Martial arts varieties in different countries

The phrase “Oriental martial arts” is often used as a synonym for “Martial arts”, but this is not entirely true. Martial arts are martial arts common in the east: Japan, China, Korea, Vietnam, Thailand and others.

All sports are quite traumatic, but martial arts is far from the most dangerous sport. According to statistics, various types of martial arts are ranked 17-27 in terms of injury, and such a type as Aikido, due to the ban on competitions in the form of duels (the main source of injuries), is generally one of the safest sports.

Those engaged in martial arts, as a result of moderate physical exertion, activating the body’s defense mechanisms and increasing immunity, are much less susceptible to various diseases. In addition, martial arts develop those involved not only physically, but also significantly increase mental performance.

Variety of martial arts

In the East as a whole, and primarily in China, a number of martial arts based on religious and philosophical factors have been formed. Unlike Europeans, for whom the protection of their own and public interests is at the forefront in martial arts, for the representatives of the East, the spiritual aspect has become fundamental – martial arts have become a way of self-improvement, a means of realizing oneself as part of world harmony.

Oriental martial arts, based on a symbiosis of philosophical and moral principles, consider martial arts techniques as a means of psychophysical regulation and achieving a higher goal – self-improvement. It was martial arts that introduced the concept of “art” in relation to martial arts.


Japanese martial arts focused on the moral and spiritual development of warriors (samurai). The concept of “before” (way) is a fundamental moral principle of martial arts. The main ways to develop fortitude were following the ritual, concentration, and meditation.

Physical improvement was the second component of martial arts and obliged the warrior to develop endurance and strength, carefully hone techniques, develop instinctive reaction and coordination of movements.
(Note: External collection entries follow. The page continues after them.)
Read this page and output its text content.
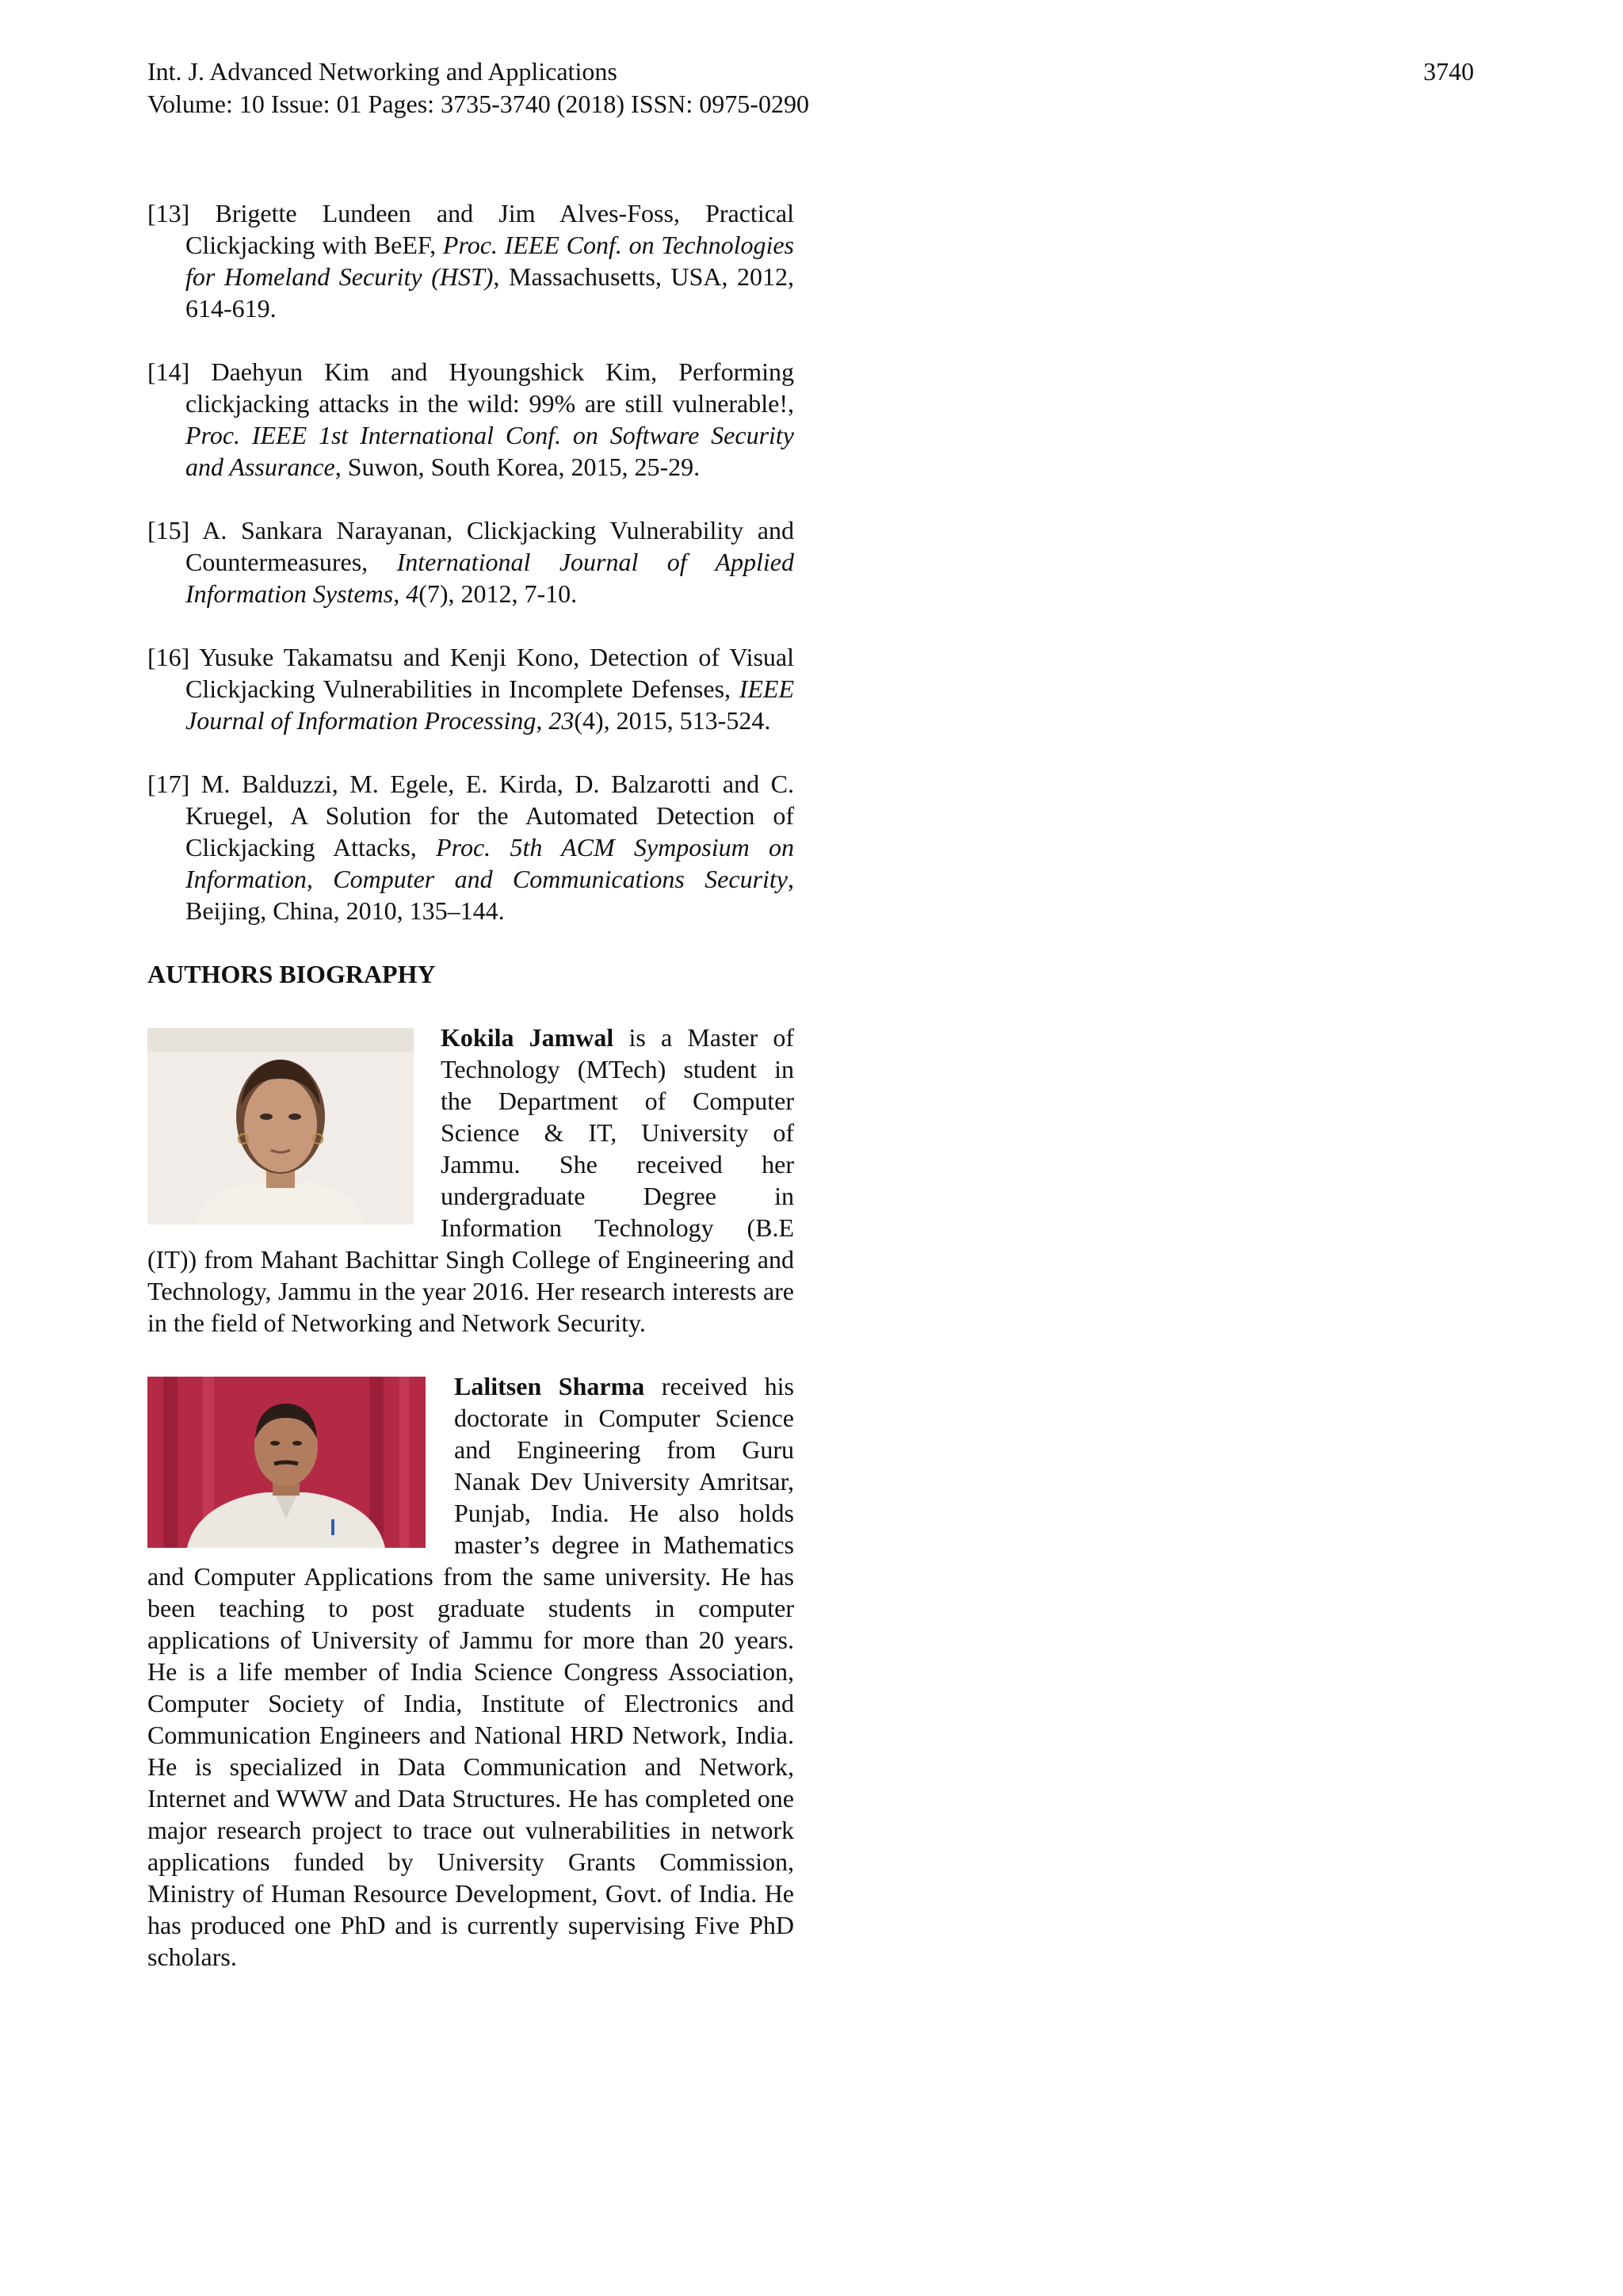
Int. J. Advanced Networking and Applications
Volume: 10 Issue: 01 Pages: 3735-3740 (2018) ISSN: 0975-0290
3740
[13] Brigette Lundeen and Jim Alves-Foss, Practical Clickjacking with BeEF, Proc. IEEE Conf. on Technologies for Homeland Security (HST), Massachusetts, USA, 2012, 614-619.
[14] Daehyun Kim and Hyoungshick Kim, Performing clickjacking attacks in the wild: 99% are still vulnerable!, Proc. IEEE 1st International Conf. on Software Security and Assurance, Suwon, South Korea, 2015, 25-29.
[15] A. Sankara Narayanan, Clickjacking Vulnerability and Countermeasures, International Journal of Applied Information Systems, 4(7), 2012, 7-10.
[16] Yusuke Takamatsu and Kenji Kono, Detection of Visual Clickjacking Vulnerabilities in Incomplete Defenses, IEEE Journal of Information Processing, 23(4), 2015, 513-524.
[17] M. Balduzzi, M. Egele, E. Kirda, D. Balzarotti and C. Kruegel, A Solution for the Automated Detection of Clickjacking Attacks, Proc. 5th ACM Symposium on Information, Computer and Communications Security, Beijing, China, 2010, 135–144.
AUTHORS BIOGRAPHY
Kokila Jamwal is a Master of Technology (MTech) student in the Department of Computer Science & IT, University of Jammu. She received her undergraduate Degree in Information Technology (B.E (IT)) from Mahant Bachittar Singh College of Engineering and Technology, Jammu in the year 2016. Her research interests are in the field of Networking and Network Security.
Lalitsen Sharma received his doctorate in Computer Science and Engineering from Guru Nanak Dev University Amritsar, Punjab, India. He also holds master’s degree in Mathematics and Computer Applications from the same university. He has been teaching to post graduate students in computer applications of University of Jammu for more than 20 years. He is a life member of India Science Congress Association, Computer Society of India, Institute of Electronics and Communication Engineers and National HRD Network, India. He is specialized in Data Communication and Network, Internet and WWW and Data Structures. He has completed one major research project to trace out vulnerabilities in network applications funded by University Grants Commission, Ministry of Human Resource Development, Govt. of India. He has produced one PhD and is currently supervising Five PhD scholars.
The true schools of martial arts in Japan carefully preserve the traditions and morality in the education of warriors.


Almost all Chinese martial arts are related to wushu. Wushu was originally exclusively military training. That is why working with weapons was the main thing in wushu, unlike fisticuffs – quanfa (fisticuffs – quanshu).

The main types of weapons that have been used in wushu up to the present time were known as early as the Shang-Yin era (XIV-XI centuries BC) – these are swords, axes, halberds, spears, daggers, picks, tridents. Over time, the weapon lost its applied value and was transformed into a badge of distinction or a ritual attribute.


Such martial arts originating from Japan as Judo and Kendo are very popular in Korea.

Hapkido, Guksulwon, Taekken, Yusul are the main types of martial arts in Korea. But the first in popularity among Korean types of martial arts, not only in Korea, but throughout the world, is Taekwondo (Taekwondo), created in 1955 thanks to General Choi (Choi) Hong Hi.

Taekwondo translates as “the way of the hand and foot”. This combined form of martial arts, along with the revival of the ancient Korean martial art, has incorporated karate techniques that complement the technical arsenal and make it harmonious.


The martial arts of Vietnam are united by the term “wo”, which includes breathing exercises, wrestling, fisticuffs, and work with weapons. China had a huge influence on the formation of Vietnamese martial arts styles.

Of the folk types of martial arts, one can single out the original style of martial arts Kim ke (golden rooster), which arose as a result of observing cockfights. Vietnamese versions of Shaolin martial arts are called Thieu Lam. As part of thieu lam, styles of southern Chinese wushu are practiced, such as hongjiaquan, luohanquan, yunchun (wingchun).